TV Novas´ reporter Jana Schillerová focused on the practices of Prague exchange offices. Especially those that are in the major tourist destinations of the capital. She has visited several of them in recent days. She has exchanged money at the airport, train and bus stations.
This time she has decided to test the exchange offices in the subways. However, the first exchange worked didn´t even bother to get her acquainted with the rate or even the final amount.
She has received 33 euros and 40 cents at a rate of thirty crowns per euro. Compared to a bank rate (around CZK 26), this is not a win, but it is not that entirely bad. However, the exchange back to Czech crowns will surprise her. The banknotes and coins are examined in detail by the worker. She only gets an incredible 16 crowns per 1 euro.
This is the least she gets for a euro. He has 534 crowns for about 33 euros. That means she is left with about half a thousand.
The Florence subway exchange office is thus number one in depreciation of a thousand crowns. While he has had 598 crowns left after the exchange to the euro and back at the airport, it was 30 crowns less at the main train station, she had lost 466 crowns in a blink of an eye at the Florence.
She has taken advantage of a three-hour period during which she can withdraw from the transaction even in this case. However, the exchange office worker guesses that she probably didn´t like the rate and starts to bargain. “I’ll give you a better rate. What rate? What rate do you want?” he offers to the reporter.
However, when she demands the exchange rate of twenty-four crowns per euro, the exchange office worker says that she would have to change at least 100 euros. In the end, the money is returned, without signature and without confirmation.
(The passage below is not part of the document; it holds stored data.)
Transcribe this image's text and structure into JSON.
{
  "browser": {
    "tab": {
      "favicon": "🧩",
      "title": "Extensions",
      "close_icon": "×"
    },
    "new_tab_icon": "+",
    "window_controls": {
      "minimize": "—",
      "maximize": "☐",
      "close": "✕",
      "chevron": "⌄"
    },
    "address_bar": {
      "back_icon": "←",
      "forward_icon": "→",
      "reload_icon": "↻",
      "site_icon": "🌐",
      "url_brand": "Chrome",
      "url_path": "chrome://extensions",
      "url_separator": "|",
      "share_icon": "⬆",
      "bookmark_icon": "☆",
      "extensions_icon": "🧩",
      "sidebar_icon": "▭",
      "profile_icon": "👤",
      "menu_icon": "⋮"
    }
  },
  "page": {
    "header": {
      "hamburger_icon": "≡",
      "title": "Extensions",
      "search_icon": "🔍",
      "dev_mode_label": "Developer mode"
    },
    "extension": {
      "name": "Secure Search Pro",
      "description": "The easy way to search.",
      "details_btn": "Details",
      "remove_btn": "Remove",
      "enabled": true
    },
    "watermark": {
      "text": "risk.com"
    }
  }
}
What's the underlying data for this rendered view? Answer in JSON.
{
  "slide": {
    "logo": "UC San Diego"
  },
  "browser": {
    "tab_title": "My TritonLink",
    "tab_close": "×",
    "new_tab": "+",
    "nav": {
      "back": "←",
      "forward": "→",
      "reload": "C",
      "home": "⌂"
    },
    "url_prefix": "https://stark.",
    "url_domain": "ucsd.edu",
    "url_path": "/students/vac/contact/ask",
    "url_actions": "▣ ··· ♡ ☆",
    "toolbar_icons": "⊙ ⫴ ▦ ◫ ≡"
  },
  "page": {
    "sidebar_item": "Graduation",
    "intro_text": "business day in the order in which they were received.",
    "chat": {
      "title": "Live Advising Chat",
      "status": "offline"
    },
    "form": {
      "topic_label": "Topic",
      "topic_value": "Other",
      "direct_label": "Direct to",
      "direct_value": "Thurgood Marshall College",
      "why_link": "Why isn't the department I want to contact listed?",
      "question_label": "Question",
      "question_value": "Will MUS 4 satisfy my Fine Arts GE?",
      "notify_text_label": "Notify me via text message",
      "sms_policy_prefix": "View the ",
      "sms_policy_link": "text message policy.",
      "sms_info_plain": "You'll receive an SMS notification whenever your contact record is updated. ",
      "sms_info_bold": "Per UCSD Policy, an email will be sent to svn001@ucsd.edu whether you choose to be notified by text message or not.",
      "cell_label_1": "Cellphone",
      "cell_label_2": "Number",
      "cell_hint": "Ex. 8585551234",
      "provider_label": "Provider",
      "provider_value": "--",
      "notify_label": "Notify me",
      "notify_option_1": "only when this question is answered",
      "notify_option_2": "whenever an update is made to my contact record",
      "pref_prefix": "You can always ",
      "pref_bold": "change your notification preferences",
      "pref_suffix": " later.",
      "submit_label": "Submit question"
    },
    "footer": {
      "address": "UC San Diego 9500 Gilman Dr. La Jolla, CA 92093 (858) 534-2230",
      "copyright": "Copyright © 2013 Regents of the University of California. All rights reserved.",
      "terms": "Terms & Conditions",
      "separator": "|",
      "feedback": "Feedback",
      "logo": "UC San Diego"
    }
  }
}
The same repeats in the exchange office next door. However, the process and the rate is the same. It seems that these are different exchange offices at first glance. One is red, the other is blue and each has different inscriptions. But both are run by the very same company.
Another attempt was held at the exchange office in the Muzeum subway station. There is a fair exchange rate for the euro. They give you 2 crowns for a euro when exchanging back. The surprise comes when the claim is made. The reporter gets her paperwork, but then an offer comes. More than 24 crowns per euro. If you want to exchange money for any currency, it is not enough just to go to the exchange office. More experiments are needed.
Whip for the dishonest exchange offices. Only one exchange list, no fees and the possibility to withdraw from the unfair exchange of money within three hours. What do you think about the new rules – will they help the exchange offices get their reputation back?